Beth Brave and her daughter Angela of Largo were among the dozens of people who showed up Oct. 20 to clean Indian Rocks Beach.
INDIAN ROCKS BEACH – Dozens of people showed up on Indian Rocks Beach Oct. 20 to pick up trash and clean up the beach. It was Pinellas Coastal Clean Up day and people came from far and wide to pitch in and help.
Among those people were Beth Brave and her daughter, 8-year-old Angela. They live in Largo but felt they were as responsible for keeping the beach clean as anyone else.
“We wanted to do something to help out,” said Brave. “This is a good day for it and we should all help to make the beach nicer.”
She was surprised at what she saw.
“I couldn’t believe it; some of what we picked up was right by a trash can, just inches away. It is hard to imagine why people couldn’t make that last step,” she said.
The beach cleanup takes place twice a year, in the spring and in the fall. Organizers say usually the same amount of trash is found from one cleanup to the next. Back in March 120 garbage bags were filled, enough to stuff a large dumpster. This time, however, it seems to be different, at least from the observation of Mayor R.B. Johnson.

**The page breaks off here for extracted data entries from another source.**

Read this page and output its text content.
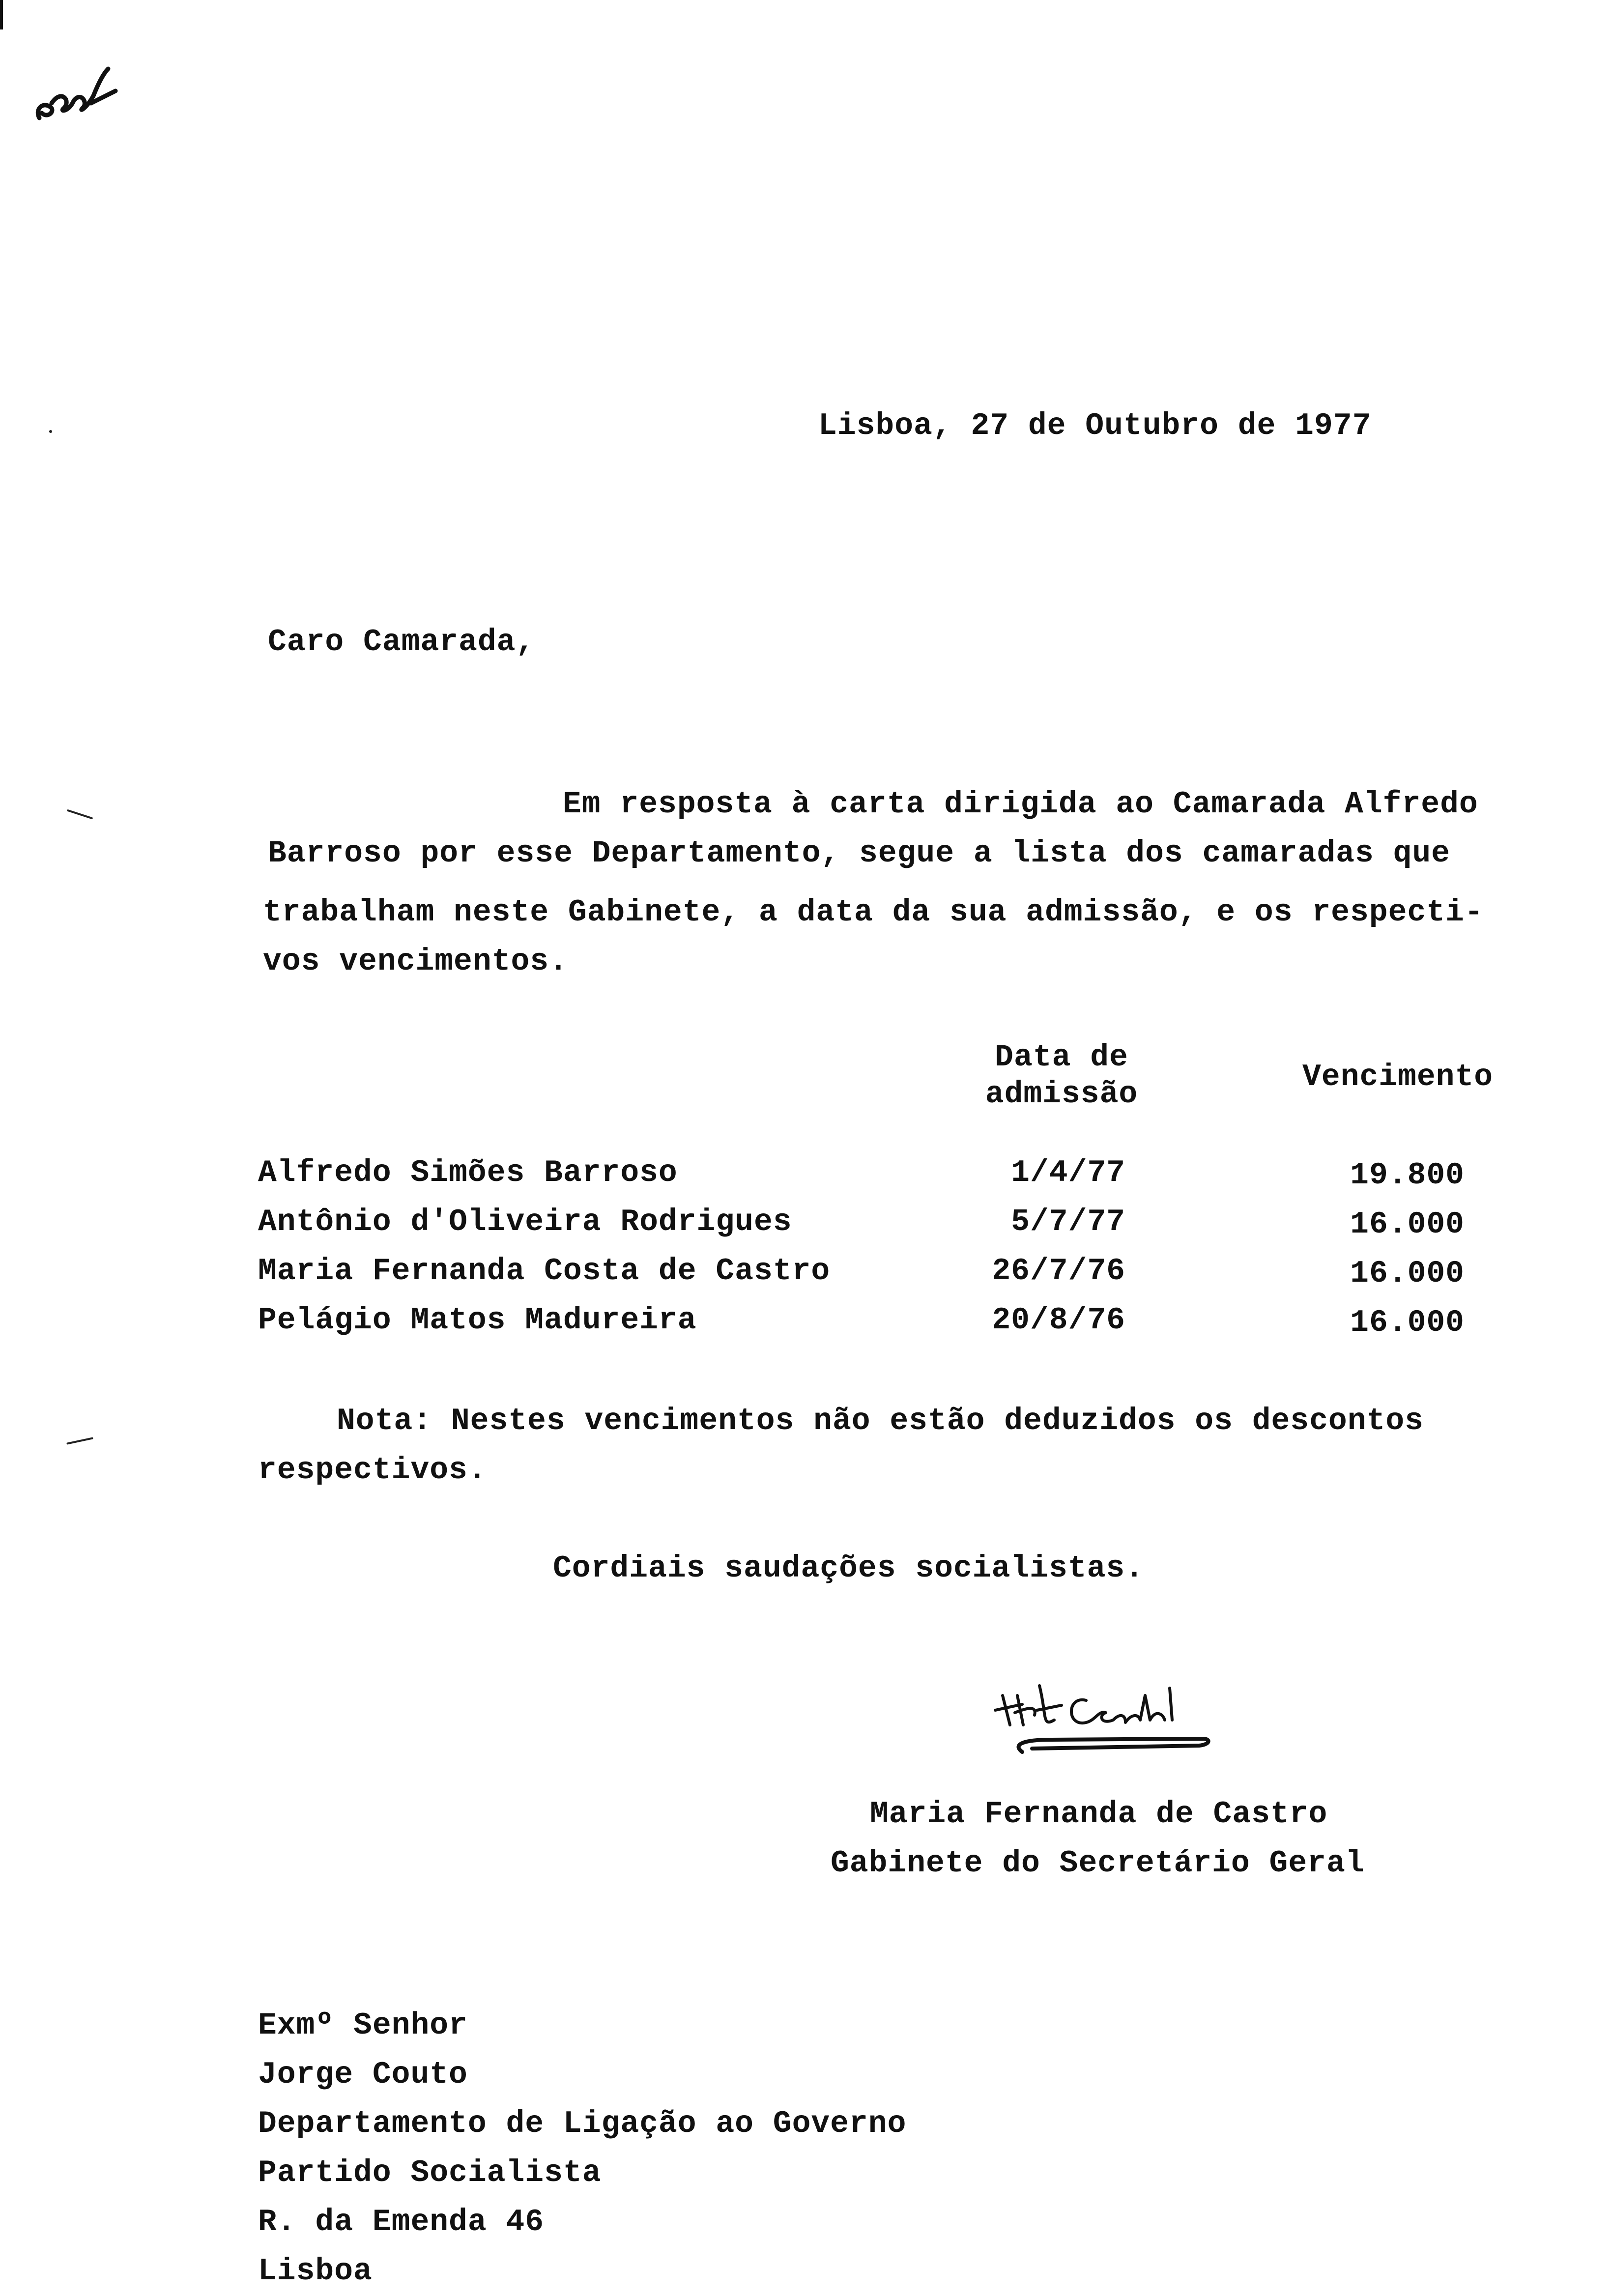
Lisboa, 27 de Outubro de 1977
Caro Camarada,
Em resposta à carta dirigida ao Camarada Alfredo
Barroso por esse Departamento, segue a lista dos camaradas que
trabalham neste Gabinete, a data da sua admissão, e os respecti-
vos vencimentos.
Data de
admissão	Vencimento
Alfredo Simões Barroso	1/4/77	19.800
Antônio d'Oliveira Rodrigues	5/7/77	16.000
Maria Fernanda Costa de Castro	26/7/76	16.000
Pelágio Matos Madureira	20/8/76	16.000
Nota: Nestes vencimentos não estão deduzidos os descontos
respectivos.
Cordiais saudações socialistas.
Maria Fernanda de Castro
Gabinete do Secretário Geral
Exmº Senhor
Jorge Couto
Departamento de Ligação ao Governo
Partido Socialista
R. da Emenda 46
Lisboa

“There doesn’t seem to be as much this time,” he said. “It could be because the beach has just been renourished and the trash was taken away by the big machines.”

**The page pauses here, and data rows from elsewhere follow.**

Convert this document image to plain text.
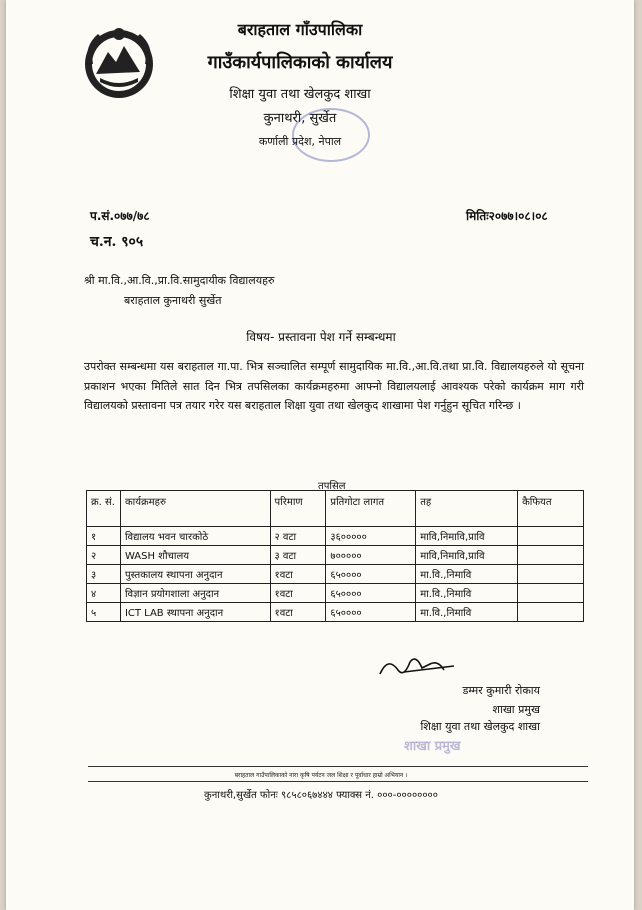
बराहताल गाँउपालिका
गाउँकार्यपालिकाको कार्यालय
शिक्षा युवा तथा खेलकुद शाखा
कुनाथरी, सुर्खेत
कर्णाली प्रदेश, नेपाल
प.सं.०७७/७८	मितिः२०७७।०८।०८
च.न. ९०५
श्री मा.वि.,आ.वि.,प्रा.वि.सामुदायीक विद्यालयहरु
बराहताल कुनाथरी सुर्खेत
विषय- प्रस्तावना पेश गर्ने सम्बन्धमा
उपरोक्त सम्बन्धमा यस बराहताल गा.पा. भित्र सञ्चालित सम्पूर्ण सामुदायिक मा.वि.,आ.वि.तथा प्रा.वि. विद्यालयहरुले यो सूचना प्रकाशन भएका मितिले सात दिन भित्र तपसिलका कार्यक्रमहरुमा आफ्नो विद्यालयलाई आवश्यक परेको कार्यक्रम माग गरी विद्यालयको प्रस्तावना पत्र तयार गरेर यस बराहताल शिक्षा युवा तथा खेलकुद शाखामा पेश गर्नुहुन सूचित गरिन्छ ।
तपसिल
क्र. सं.	कार्यक्रमहरु	परिमाण	प्रतिगोटा लागत	तह	कैफियत
१	विद्यालय भवन चारकोठे	२ वटा	३६०००००	मावि,निमावि,प्रावि	
२	WASH शौचालय	३ वटा	७०००००	मावि,निमावि,प्रावि	
३	पुस्तकालय स्थापना अनुदान	१वटा	६५००००	मा.वि.,निमावि	
४	विज्ञान प्रयोगशाला अनुदान	१वटा	६५००००	मा.वि.,निमावि	
५	ICT LAB स्थापना अनुदान	१वटा	६५००००	मा.वि.,निमावि	
डम्मर कुमारी रोकाय
शाखा प्रमुख
शिक्षा युवा तथा खेलकुद शाखा
शाखा प्रमुख
बराहताल गाउँपालिकाको नारा कृषि पर्यटन जल शिक्षा र पूर्वाधार हाम्रो अभियान ।
कुनाथरी,सुर्खेत फोनः ९८५८०६७४४४ फ्याक्स नं. ०००-००००००००
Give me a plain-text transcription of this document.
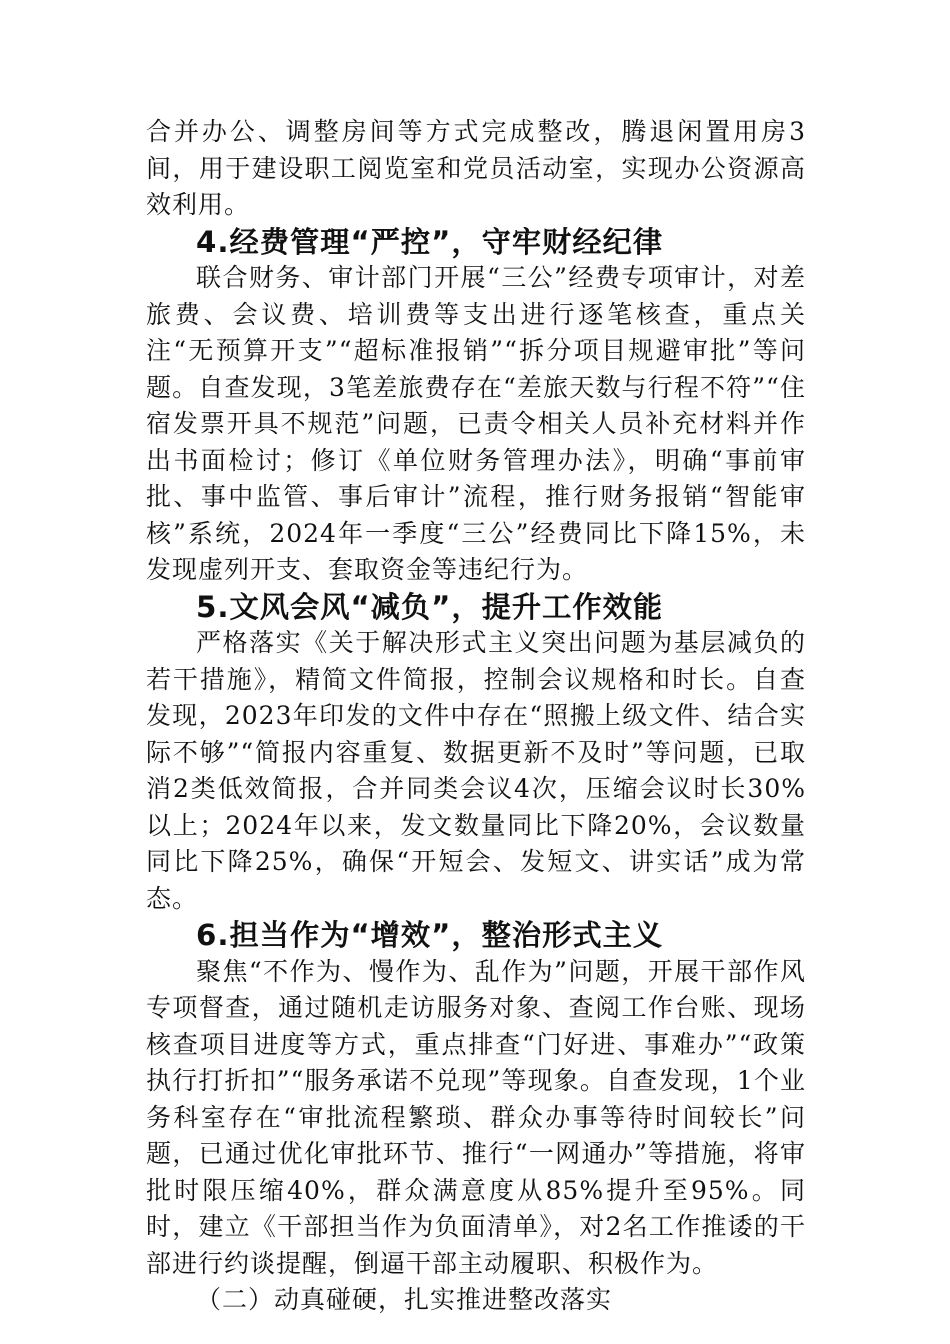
合并办公、调整房间等方式完成整改，腾退闲置用房3间，用于建设职工阅览室和党员活动室，实现办公资源高效利用。

4.经费管理“严控”，守牢财经纪律

联合财务、审计部门开展“三公”经费专项审计，对差旅费、会议费、培训费等支出进行逐笔核查，重点关注“无预算开支”“超标准报销”“拆分项目规避审批”等问题。自查发现，3笔差旅费存在“差旅天数与行程不符”“住宿发票开具不规范”问题，已责令相关人员补充材料并作出书面检讨；修订《单位财务管理办法》，明确“事前审批、事中监管、事后审计”流程，推行财务报销“智能审核”系统，2024年一季度“三公”经费同比下降15%，未发现虚列开支、套取资金等违纪行为。

5.文风会风“减负”，提升工作效能

严格落实《关于解决形式主义突出问题为基层减负的若干措施》，精简文件简报，控制会议规格和时长。自查发现，2023年印发的文件中存在“照搬上级文件、结合实际不够”“简报内容重复、数据更新不及时”等问题，已取消2类低效简报，合并同类会议4次，压缩会议时长30%以上；2024年以来，发文数量同比下降20%，会议数量同比下降25%，确保“开短会、发短文、讲实话”成为常态。

6.担当作为“增效”，整治形式主义

聚焦“不作为、慢作为、乱作为”问题，开展干部作风专项督查，通过随机走访服务对象、查阅工作台账、现场核查项目进度等方式，重点排查“门好进、事难办”“政策执行打折扣”“服务承诺不兑现”等现象。自查发现，1个业务科室存在“审批流程繁琐、群众办事等待时间较长”问题，已通过优化审批环节、推行“一网通办”等措施，将审批时限压缩40%，群众满意度从85%提升至95%。同时，建立《干部担当作为负面清单》，对2名工作推诿的干部进行约谈提醒，倒逼干部主动履职、积极作为。

（二）动真碰硬，扎实推进整改落实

Johnson was nevertheless pleased with the people who came to help.
“It is a very nice turnout on a nice day. It is important to keep the beach clean,” he said.
Among the 75 people registered to clean up the beach were Cub Scout and Brownie troops. Erika Meade is the wolf den leader of Cub Scout Pack 371 from Christ the King Lutheran Church in Largo. She felt it was very important for the young people to get involved in cleaning the beach. “Especially for Scouts because it is important for them to be helping the community,” she said. “It is also valuable that they get to appreciate and protect our natural resources.”
Nearby Clearwater resident Kendra Heater was pleased to see the young people involved. “As a teacher I love the fact that the Boy Scouts and the Girl Scouts are here to help,” she said.
IRB’s Supervisor of Public Services Randy Schwab was on hand to make sure the volunteers got what they needed. He did double duty as cook, making sure there were enough hot dogs and hamburgers and drinks for those who were helping. Like the others, he was pleased with the number of people who came to help.
“We are very happy with it,” he said. “It makes me particularly happy when young people are involved. It is exciting to realize that the young people are our future and they already care about keeping the beach clean.”